Flumedroxone acetate

Clinical data
- Trade names: Demigran, Leomigran
- Other names: WG-537; 6α-(Trifluoromethyl)-17α-acetoxyprogesterone; 6α-(Trifluoromethyl)-17α-acetoxypregn-4-ene-3,20-dione
- Routes of administration: By mouth
- Drug class: Progestogen; Progestin; Progestogen ester
- ATC code: N02CB01 (WHO) ;

Identifiers
- IUPAC name [(6S,8R,9S,10R,13S,14S,17R)-17-acetyl-10,13-dimethyl-3-oxo-6-(trifluoromethyl)-2,6,7,8,9,11,12,14,15,16-decahydro-1H-cyclopenta[a]phenanthren-17-yl] acetate;
- CAS Number: 987-18-8;
- PubChem CID: 192154;
- ChemSpider: 166814;
- UNII: S0S93EK936;
- CompTox Dashboard (EPA): DTXSID701024795 ;
- ECHA InfoCard: 100.012.343

Chemical and physical data
- Formula: C_{24}H_{31}F_{3}O_{4}
- Molar mass: 440.503 g·mol^{−1}
- 3D model (JSmol): Interactive image;
- SMILES CC(=O)[C@]1(CC[C@@H]2[C@@]1(CC[C@H]3[C@H]2C[C@@H](C4=CC(=O)CC[C@]34C)C(F)(F)F)C)OC(=O)C;
- InChI InChI=1S/C24H31F3O4/c1-13(28)23(31-14(2)29)10-7-18-16-12-20(24(25,26)27)19-11-15(30)5-8-21(19,3)17(16)6-9-22(18,23)4/h11,16-18,20H,5-10,12H2,1-4H3/t16-,17+,18+,20+,21-,22+,23+/m1/s1; Key:MXZYUFNILISKBC-WXLIAARGSA-N;

= Flumedroxone acetate =

Chemical compound

Flumedroxone acetate, sold under the brand names Demigran and Leomigran, is a progestin medication which is or has been used as an antimigraine agent.

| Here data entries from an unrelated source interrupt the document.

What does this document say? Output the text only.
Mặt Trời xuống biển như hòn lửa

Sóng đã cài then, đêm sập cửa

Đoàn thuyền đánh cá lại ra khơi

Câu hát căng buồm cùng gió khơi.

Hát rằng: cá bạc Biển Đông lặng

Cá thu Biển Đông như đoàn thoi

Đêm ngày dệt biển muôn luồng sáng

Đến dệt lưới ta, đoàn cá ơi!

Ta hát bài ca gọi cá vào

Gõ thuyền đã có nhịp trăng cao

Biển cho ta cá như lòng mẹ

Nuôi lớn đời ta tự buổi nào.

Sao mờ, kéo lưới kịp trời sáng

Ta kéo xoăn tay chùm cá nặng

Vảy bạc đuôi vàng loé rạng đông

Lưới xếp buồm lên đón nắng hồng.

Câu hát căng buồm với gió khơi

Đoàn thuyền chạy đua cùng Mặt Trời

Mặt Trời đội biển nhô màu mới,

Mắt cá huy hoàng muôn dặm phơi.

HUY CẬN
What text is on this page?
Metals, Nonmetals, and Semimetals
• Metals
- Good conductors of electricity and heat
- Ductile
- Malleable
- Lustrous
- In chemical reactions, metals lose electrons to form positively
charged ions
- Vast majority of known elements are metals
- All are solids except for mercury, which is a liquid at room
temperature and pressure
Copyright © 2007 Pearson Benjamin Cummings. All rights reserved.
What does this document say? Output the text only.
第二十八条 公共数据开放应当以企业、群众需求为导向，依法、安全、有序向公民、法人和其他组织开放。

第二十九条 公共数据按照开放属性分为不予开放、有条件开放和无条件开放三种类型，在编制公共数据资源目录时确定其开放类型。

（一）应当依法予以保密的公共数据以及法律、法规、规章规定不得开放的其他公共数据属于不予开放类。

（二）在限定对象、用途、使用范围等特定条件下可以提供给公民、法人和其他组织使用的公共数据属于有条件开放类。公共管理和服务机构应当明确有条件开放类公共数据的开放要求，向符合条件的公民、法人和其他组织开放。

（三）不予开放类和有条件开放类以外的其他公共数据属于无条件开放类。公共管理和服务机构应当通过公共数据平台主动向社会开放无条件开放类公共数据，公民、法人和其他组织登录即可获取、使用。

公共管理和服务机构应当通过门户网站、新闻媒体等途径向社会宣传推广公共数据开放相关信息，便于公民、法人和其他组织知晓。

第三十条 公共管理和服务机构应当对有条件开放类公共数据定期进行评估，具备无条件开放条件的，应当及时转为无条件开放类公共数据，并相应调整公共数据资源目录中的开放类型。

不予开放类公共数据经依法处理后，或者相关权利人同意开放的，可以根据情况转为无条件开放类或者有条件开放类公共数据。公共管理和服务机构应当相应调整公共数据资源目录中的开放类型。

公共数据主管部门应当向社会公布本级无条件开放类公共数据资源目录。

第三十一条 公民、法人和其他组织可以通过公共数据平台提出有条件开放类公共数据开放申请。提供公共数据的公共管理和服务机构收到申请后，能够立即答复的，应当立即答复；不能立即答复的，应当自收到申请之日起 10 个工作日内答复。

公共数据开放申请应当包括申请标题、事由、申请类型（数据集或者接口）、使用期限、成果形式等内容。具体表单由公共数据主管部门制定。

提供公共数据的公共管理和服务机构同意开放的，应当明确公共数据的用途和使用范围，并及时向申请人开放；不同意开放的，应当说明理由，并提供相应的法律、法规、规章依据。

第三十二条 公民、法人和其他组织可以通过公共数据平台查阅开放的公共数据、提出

It is taken by mouth.

==Medical uses==
Flumedroxone acetate has been assessed in over 1,000 patients for the treatment of migraine, with effectiveness ranging from excellent to less than that of the reference antimigraine drug methysergide. Other progestogens including medroxyprogesterone acetate, lynestrenol, allylestrenol, dydrogesterone, and normethandrone have also been found to be effective for migraine in a high percentage of women.

==Side effects==
In accordance with its progestogenic activity, flumedroxone acetate produces menstrual irregularities, namely polymenorrhea, and breast tension as side effects in women.

==Pharmacology==

===Pharmacodynamics===
Flumedroxone acetate is said to have weak or slight progestogenic activity without other hormonal activity, including no estrogenic, antiestrogenic, androgenic, anabolic, or glucocorticoid activity.

==Chemistry==

Flumedroxone acetate, also known as 6α-(trifluoromethyl)-17α-acetoxyprogesterone or as 6α-(trifluoromethyl)-17α-acetoxypregn-4-ene-3,20-dione, is a synthetic pregnane steroid and a derivative of progesterone and 17α-hydroxyprogesterone. It is specifically a derivative of 17α-hydroxyprogesterone with a trifluoromethyl group at the C6α position and an acetate ester attached to the C17α hydroxyl group. The medication is the C17α acetate ester of flumedroxone (6α-(trifluoromethyl)-17α-hydroxyprogesterone) and the C6α trifluoromethyl derivative of hydroxyprogesterone acetate (17α-acetoxyprogesterone).

==History==
Flumedroxone acetate was introduced for medical use in the 1960s.

==Society and culture==

===Generic names===
Flumedroxone is the INN and BAN of the free alcohol form of the drug, flumedroxone. Flumedroxone acetate is also known by its developmental code name WG-537.

===Brand names===
Flumedroxone acetate is or has been marketed under the brand names Demigran and Leomigran.

===Availability===
Flumedroxone acetate is or has been marketed in Europe.